Eventually I just got in the habit of making 5 or 6 copies of all the important ones (house, vehicles). Now when he loses another set, I just hand him the new copies I have hidden away.
I try to remember it's just the ADD, it's not intentional, and pretend I'm a duck with water rolling off my back.
Good luck keeping your cool!
happycat 10-31-06, 09:09 AM Having a sense of humor also helps---I understand how she must feel when she loses her keys....she's thinking--"how can I be so incapable when everyone else has no problem with finding keys." It's frustrating when the rest of the world can do simple things that cause you so much frustraion. I tend to get very upset when I'm driving because I get lost within seconds (literally). And I just feel really dumb and useless--it does help, though, when someone else who's non-add can smile about it and not get annoyed---remember your wife really can't help it.

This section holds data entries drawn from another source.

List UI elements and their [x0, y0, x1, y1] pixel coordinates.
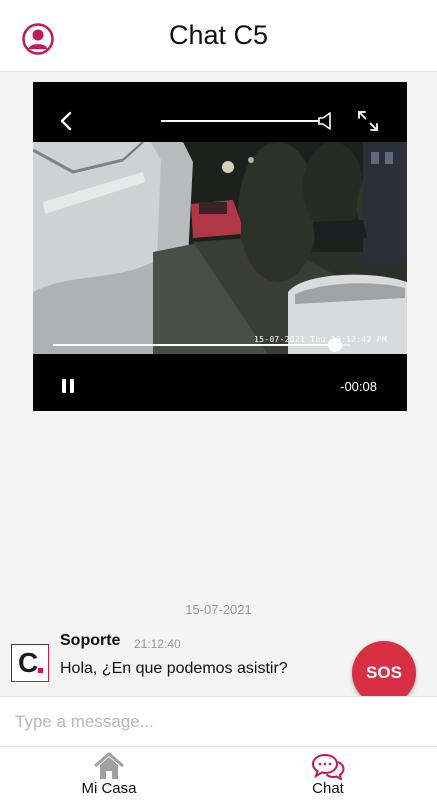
camera-footage-image — [33, 142, 407, 354]
pause-icon-bar-right — [70, 379, 74, 393]
pause-icon-bar-left — [62, 379, 66, 393]
nav-item-mi-casa[interactable]: Mi Casa — [0, 747, 218, 800]
chat-bubbles-icon — [311, 753, 345, 780]
sender-avatar: C — [11, 644, 49, 682]
top-bar: Chat C5 — [0, 0, 437, 72]
date-separator: 15-07-2021 — [185, 602, 252, 617]
nav-item-label: Chat — [312, 780, 344, 797]
video-timestamp: 15-07-2021 Thu 10:12:42 PM — [253, 335, 387, 344]
seek-bar[interactable] — [53, 338, 350, 352]
brand-logo-icon: C — [18, 647, 39, 678]
page-title: Chat C5 — [168, 20, 269, 50]
volume-icon — [318, 112, 331, 130]
message-time: 21:12:40 — [134, 637, 181, 651]
message-sender: Soporte — [60, 632, 121, 649]
home-icon — [94, 752, 124, 779]
bottom-navigation: Mi Casa Chat — [0, 746, 437, 800]
time-remaining: -00:08 — [340, 379, 377, 394]
message-input[interactable] — [0, 697, 437, 747]
video-frame[interactable]: 15-07-2021 Thu 10:12:42 PM — [33, 142, 407, 354]
seek-bar-fill — [53, 344, 336, 346]
message-text: Hola, ¿En que podemos asistir? — [60, 660, 288, 677]
player-controls-top — [33, 82, 407, 142]
back-button[interactable] — [57, 110, 77, 132]
volume-slider[interactable] — [161, 120, 319, 122]
nav-item-chat[interactable]: Chat — [219, 747, 437, 800]
volume-button[interactable] — [318, 111, 332, 131]
expand-icon — [358, 111, 378, 131]
brand-logo-dot — [38, 668, 43, 673]
nav-item-label: Mi Casa — [81, 780, 137, 797]
pause-button[interactable] — [62, 379, 76, 393]
fullscreen-button[interactable] — [357, 110, 379, 132]
chevron-left-icon — [60, 111, 72, 131]
video-player[interactable]: 15-07-2021 Thu 10:12:42 PM -00:08 — [33, 82, 407, 411]
message-composer — [0, 696, 437, 747]
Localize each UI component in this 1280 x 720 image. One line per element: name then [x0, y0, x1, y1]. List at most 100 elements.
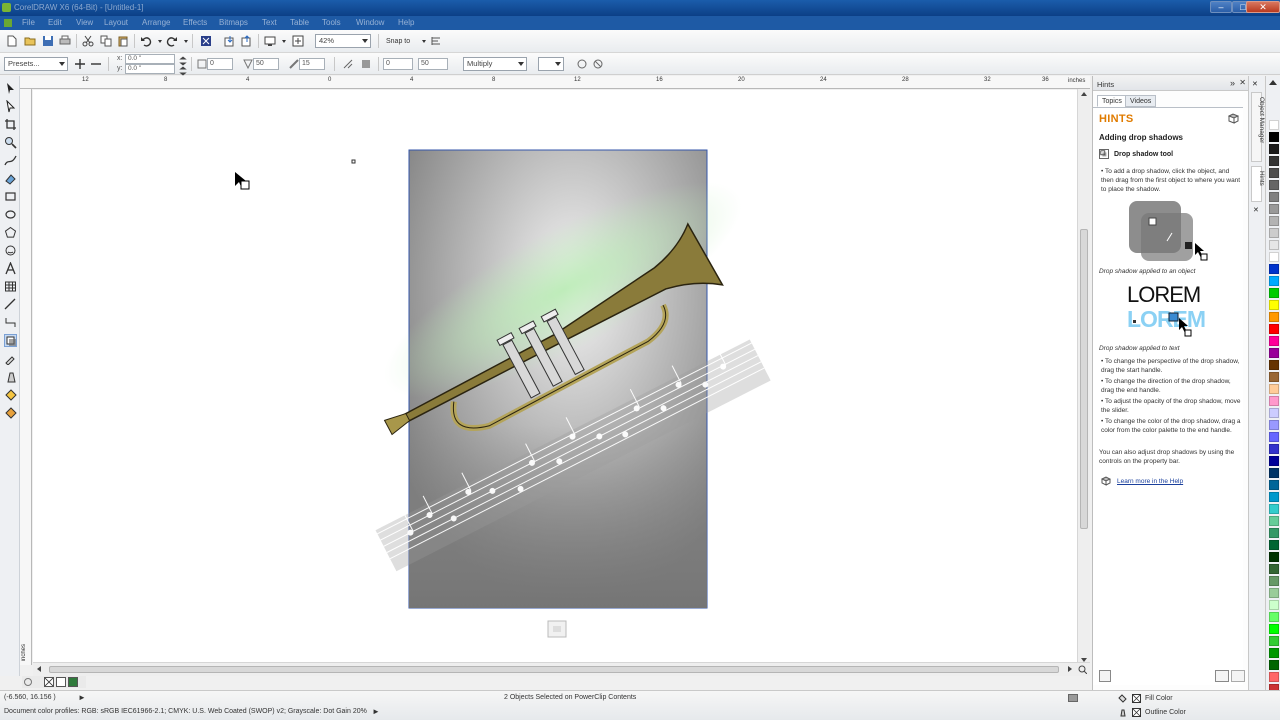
paste-icon[interactable] — [117, 35, 129, 47]
launcher-dropdown-icon[interactable] — [278, 35, 286, 47]
menu-table[interactable]: Table — [290, 18, 309, 27]
y-spin-arrows-icon[interactable] — [177, 65, 187, 76]
outline-none-icon[interactable] — [1132, 708, 1141, 717]
palette-swatch[interactable] — [1269, 204, 1279, 214]
palette-swatch[interactable] — [1269, 180, 1279, 190]
palette-swatch[interactable] — [1269, 276, 1279, 286]
palette-scroll-up-icon[interactable] — [1269, 80, 1277, 85]
palette-swatch[interactable] — [1269, 168, 1279, 178]
palette-swatch[interactable] — [1269, 516, 1279, 526]
polygon-tool-icon[interactable] — [4, 226, 17, 239]
play-arrow-icon[interactable]: ► — [78, 693, 86, 702]
minimize-button[interactable]: – — [1210, 1, 1232, 13]
x-position-input[interactable]: 0.0 " — [125, 54, 175, 64]
color-profiles-text[interactable]: Document color profiles: RGB: sRGB IEC61… — [4, 708, 367, 715]
help-book-icon[interactable] — [1227, 113, 1240, 124]
palette-swatch[interactable] — [1269, 372, 1279, 382]
print-icon[interactable] — [59, 35, 71, 47]
basic-shapes-tool-icon[interactable] — [4, 244, 17, 257]
connector-tool-icon[interactable] — [4, 316, 17, 329]
fill-none-icon[interactable] — [1132, 694, 1141, 703]
presets-select[interactable]: Presets... — [4, 57, 68, 71]
palette-swatch[interactable] — [1269, 396, 1279, 406]
smart-fill-tool-icon[interactable] — [4, 172, 17, 185]
palette-swatch[interactable] — [1269, 564, 1279, 574]
fill-tool-icon[interactable] — [4, 388, 17, 401]
shadow-stretch-input[interactable]: 0 — [383, 58, 413, 70]
y-position-input[interactable]: 0.0 " — [125, 64, 175, 74]
menu-tools[interactable]: Tools — [322, 18, 341, 27]
palette-swatch[interactable] — [1269, 348, 1279, 358]
blend-mode-select[interactable]: Multiply — [463, 57, 527, 71]
menu-bitmaps[interactable]: Bitmaps — [219, 18, 248, 27]
crop-tool-icon[interactable] — [4, 118, 17, 131]
palette-swatch[interactable] — [1269, 540, 1279, 550]
palette-swatch[interactable] — [1269, 672, 1279, 682]
menu-text[interactable]: Text — [262, 18, 277, 27]
snap-to-label[interactable]: Snap to — [386, 38, 410, 45]
dimension-tool-icon[interactable] — [4, 298, 17, 311]
x-spin-arrows-icon[interactable] — [177, 55, 187, 66]
rectangle-tool-icon[interactable] — [4, 190, 17, 203]
zoom-level-select[interactable]: 42% — [315, 34, 371, 48]
open-folder-icon[interactable] — [24, 35, 36, 47]
redo-dropdown-icon[interactable] — [180, 35, 188, 47]
undo-icon[interactable] — [140, 35, 152, 47]
clear-shadow-icon[interactable] — [592, 58, 604, 70]
interactive-fill-tool-icon[interactable] — [4, 406, 17, 419]
tab-hints[interactable]: Hints — [1251, 166, 1265, 202]
no-fill-swatch-icon[interactable] — [44, 677, 54, 687]
palette-swatch[interactable] — [1269, 528, 1279, 538]
palette-swatch[interactable] — [1269, 480, 1279, 490]
learn-more-link[interactable]: Learn more in the Help — [1117, 478, 1183, 485]
palette-swatch[interactable] — [1269, 288, 1279, 298]
close-docker-icon[interactable]: ✕ — [1239, 78, 1246, 87]
shadow-opacity-input[interactable]: 50 — [253, 58, 279, 70]
palette-swatch[interactable] — [1269, 240, 1279, 250]
pick-tool-icon[interactable] — [4, 82, 17, 95]
palette-swatch[interactable] — [1269, 444, 1279, 454]
feather-edges-icon[interactable] — [360, 58, 372, 70]
palette-swatch[interactable] — [1269, 312, 1279, 322]
menu-effects[interactable]: Effects — [183, 18, 207, 27]
shadow-color-picker[interactable] — [538, 57, 564, 71]
scroll-left-icon[interactable] — [37, 666, 41, 672]
palette-swatch[interactable] — [1269, 552, 1279, 562]
palette-swatch[interactable] — [1269, 432, 1279, 442]
palette-swatch[interactable] — [1269, 468, 1279, 478]
horizontal-scrollbar[interactable] — [33, 662, 1090, 676]
drop-shadow-tool-icon[interactable] — [4, 334, 17, 347]
palette-swatch[interactable] — [1269, 636, 1279, 646]
tab-videos[interactable]: Videos — [1125, 95, 1157, 107]
menu-view[interactable]: View — [76, 18, 93, 27]
vertical-scroll-thumb[interactable] — [1080, 229, 1088, 529]
ellipse-tool-icon[interactable] — [4, 208, 17, 221]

Hope you both get the help you need---I think meds will def. help her out :) And i know it has to be tough for you as well dealing with all of this, but remember a bit a humor in the situation can go a long way.
fresh04 10-31-06, 12:53 PM Thank you all for your replys
dannyjvh 11-27-06, 05:22 PM I've done the key copying thing for myself. I've got 3 sets of keys, and I only know where one is right now and thats because its in my pocket, as soon as I lose one I am usually able to find another somewhere in the house. lol:)
crime_scene 11-28-06, 07:43 PM Good idea dannyjvh...I'd follow that up with rekeying the locks annually or semi depending on how often you completely lose the keys.